Hospital personnel often string up snowflakes and garlands to bring a festive atmosphere to those who cannot go home for the holidays, which includes children in the pediatric wards. Many parents try to take their children home for Christmas, but some are too sick to leave the hospital.

In an effort to help bring the holiday spirit to such children, Grand Valley State University student Christine Colleran began the Holiday Helpers toy for those children who she said need a “pick me up.”

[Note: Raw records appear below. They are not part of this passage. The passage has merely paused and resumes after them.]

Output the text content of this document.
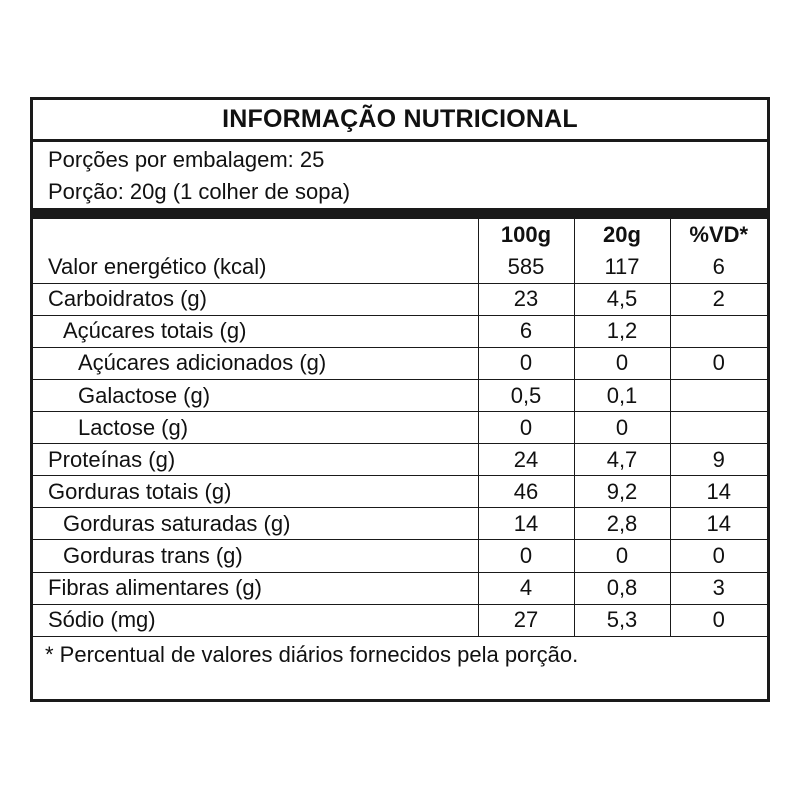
INFORMAÇÃO NUTRICIONAL
Porções por embalagem: 25
Porção: 20g (1 colher de sopa)
	100g	20g	%VD*
Valor energético (kcal)	585	117	6
Carboidratos (g)	23	4,5	2
Açúcares totais (g)	6	1,2	
Açúcares adicionados (g)	0	0	0
Galactose (g)	0,5	0,1	
Lactose (g)	0	0	
Proteínas (g)	24	4,7	9
Gorduras totais (g)	46	9,2	14
Gorduras saturadas (g)	14	2,8	14
Gorduras trans (g)	0	0	0
Fibras alimentares (g)	4	0,8	3
Sódio (mg)	27	5,3	0
* Percentual de valores diários fornecidos pela porção.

When she was young, Colleran had kidney problems for several years. She spent one Christmas in the hospital but could not get in the spirit of the season despite the decorated ward.

Then, a doctor and his family visited her and gave her an activity book.

“It made my night,” she said. “It made things so much better because it was unexpected.”

Years later and with the help of her roommate, Mikki Fujimori, Colleran began planning the Holiday Helpers toy drive in November. She and her parents had done a neighborhood drive in the Detroit area for several years, but Colleran wanted to expand to GVSU.

Fujimori, a pre-nursing major, volunteered at Botsford Hospital in Farmington Hills, Mich., one of the hospitals they will visit on Dec. 23 to distribute gifts.

Fujimori recalled bringing tools up for surgeries but was saddened when she passed the pediatric ward. After her experience there, she said she was excited to be involved with the drive.

So far, Colleran and Fujimori have handed out fliers by the transformational links on campus but struggled with publicity because they are not a registered student organization. Their friends have donated gifts and given money, but they need more donations to help more children.

They encourage everyone to donate toys, books, movies and gift cards. Some gifts, such as stuffed animals, cannot be accepted because they are not sanitary.

All donations must be new and unwrapped.

With finals starting, many students may not have time to go shopping for a gift to donate but may have a specific one in mind. Students are free to donate money and detail what they wish for Colleran and Fujimori to buy with it. Holiday Helpers also accepts unspecified monetary donations.

Picking out presents to buy with the unspecified donations is the most fun, Fujimori said. She spent two hours in Barnes and Noble looking at books and one hour in Meijer looking at Barbies.

They also look forward to giving the gifts to children in three hospitals in the Detroit area. Colleran talked her friend Joe Edge into dressing up like Santa Claus.

“I feel like I need to do my good deed,” Edge said.

He said he empathizes with what families of those children go through, because his grandmother has been in and out of Henry Ford Hospital recently.

Edge said holiday illnesses displace families who would rather be in a homey, festive environment. It also dampens the spirits of both parties.

While those in hospitals are away from their homes, their families are also out visiting them. No one wants to be in a hospital as either a patient or a visitor during the holidays, he said.

Donations can be dropped off at Colleran and Fujimori’s apartment, H-1 in 48 West, where there is a donation box outside the door. They are also willing to pick up donations. Students can call Colleran at 248-982-4193 or Fujimori at 248-345-3696 to arrange any special accommodations.

“We are so thankful to everyone who has donated or will donate in the future,” Colleran said.